Sardegna, 1948: l’inedita e straordinaria esperienza del quarto tipo di un religioso

di Gianfranco degli Esposti

 

Le prime pietre documentarie della casistica italiana degli Incontri Ravvicinati, nell’immediato dopoguerra, furono notoriamente rappresentate, in assenza di organismi specificamente dediti allo studio della materia, dalle singole testimonianze raccolte da riviste di cultura e quotidiani, i cui resoconti e commenti, consegnati alla memoria storica, avrebbero successivamente consentito di ricostruire gli eventi più significativi in tale contesto verificatisi, quelli cioè collegati alle manifestazioni degli occupanti dei dischi, all’epoca recepiti dall’immaginario collettivo come i marziani.

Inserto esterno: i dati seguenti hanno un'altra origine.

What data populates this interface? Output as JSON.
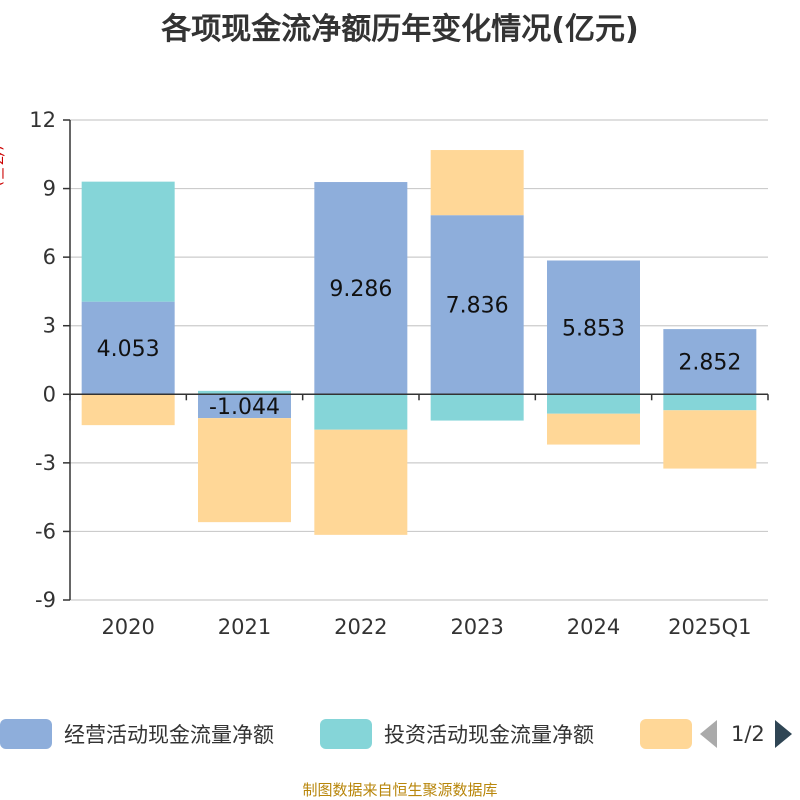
{
  "chart_data": {
    "type": "bar",
    "stacked": true,
    "title": "各项现金流净额历年变化情况(亿元)",
    "ylabel": "(亿元)",
    "ylim": [
      -9,
      12
    ],
    "yticks": [
      12,
      9,
      6,
      3,
      0,
      -3,
      -6,
      -9
    ],
    "grid": true,
    "categories": [
      "2020",
      "2021",
      "2022",
      "2023",
      "2024",
      "2025Q1"
    ],
    "series": [
      {
        "name": "经营活动现金流量净额",
        "color": "#8eaedb",
        "values": [
          4.053,
          -1.044,
          9.286,
          7.836,
          5.853,
          2.852
        ],
        "labels": [
          "4.053",
          "-1.044",
          "9.286",
          "7.836",
          "5.853",
          "2.852"
        ]
      },
      {
        "name": "投资活动现金流量净额",
        "color": "#85d5d8",
        "values": [
          5.25,
          0.15,
          -1.55,
          -1.15,
          -0.85,
          -0.7
        ]
      },
      {
        "name": "",
        "color": "#ffd797",
        "values": [
          -1.35,
          -4.55,
          -4.6,
          2.85,
          -1.35,
          -2.55
        ]
      }
    ]
  },
  "legend": {
    "items": [
      {
        "label": "经营活动现金流量净额",
        "color": "#8eaedb"
      },
      {
        "label": "投资活动现金流量净额",
        "color": "#85d5d8"
      },
      {
        "label": "",
        "color": "#ffd797"
      }
    ],
    "page": "1/2"
  },
  "source": "制图数据来自恒生聚源数据库"
}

Si trattava tuttavia di reportage che, per quanto completi ed obiettivi potessero essere nei contenuti, erano regolarmente redatti all’insegna di un interesse perlopiù folcloristico o di mera curiosità verso gli strani accadimenti, sovente presentati nella cornice ironico bonaria delle celebri tavole di copertina di Walter Molino, e di altri disegnatori- ed in quanto tali non certamente spia di un’insorgente consapevolezza ufologica del giornalismo italiano dell’epoca, conditio peraltro cui quest’ultimo a ben cinquant’anni di distanza è ancora ben lungi dal pervenire, contraddistinto com’è a tal riguardo, in sin troppi casi, da malafede, trivialità ed indecorosi baciapilismi nei confronti dell’ideologia dominante, e quindi vittima più in generale di una vera caduta di stile rispetto ad un modello che per quanto naive, era in fin dei conti genuino.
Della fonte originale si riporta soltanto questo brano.